Whether or not the amendment clears the legislature, the idea of imposing a higher tax on companies’ retained earnings illustrates something very specific to businesses today: the need to share profits with employees, many of whom feel no benefit from the recovering economy because of their stagnant salaries.
It goes without saying that as economic fundamentals improve, businesses now have more capacity to share profits with employees, especially after Taiwan in May last year lowered the business income tax from 20 percent to 17 percent — among the lowest in the world.
It is also very striking that the nation’s top personal income tax rate of 40 percent is more than twice that of the business income tax rate. The higher rate for personal income tax has naturally led companies to choose to park more of their earnings in the firms instead of distributing them to shareholders, especially when major shareholders are owners of the firms as well.
To the government, the plan to impose a higher tax rate on retained earnings is a convenient way to kill three birds with one stone: taxation fairness, social justice and boosting tax revenue.

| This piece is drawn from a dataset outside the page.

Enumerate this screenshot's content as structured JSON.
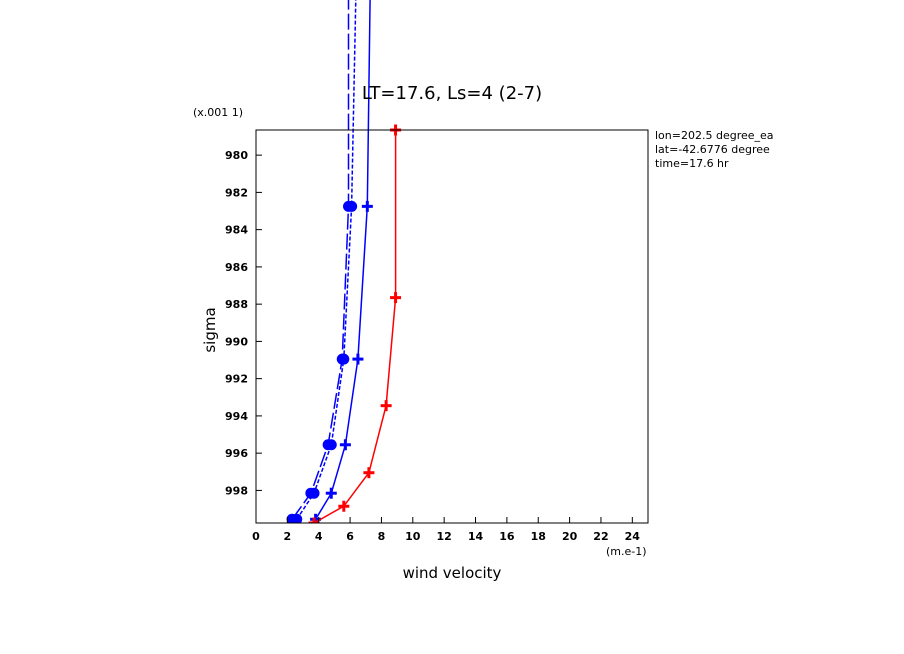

However, the situation is not as simple as it seems. Retained earnings are like corporate savings, which companies rely on heavily to finance their investments or when they are in urgent need of capital injections while avoiding bank loans.
In the business world, not all firms are able to raise funds through public offerings whenever they are experiencing financial and operational difficulties. Furthermore, in Taiwan, many SMEs are not publicly traded companies.
There is no absolute answer as to whether a higher tax on retained earnings will hurt companies’ competitiveness, but it is certain that the proposed tax increase will have a more adverse impact on SMEs than on large, listed companies.
Looking ahead, SMEs are likely to follow suit in doling out small pay raises and may have to pay higher taxes on retained earnings if the government enacts the amendment.
While the government wants businesses to share profits with employees to reflect the nation’s improved economy, does it offer SMEs, which account for more than 90 percent of Taiwan’s businesses, a better year or a more difficult one?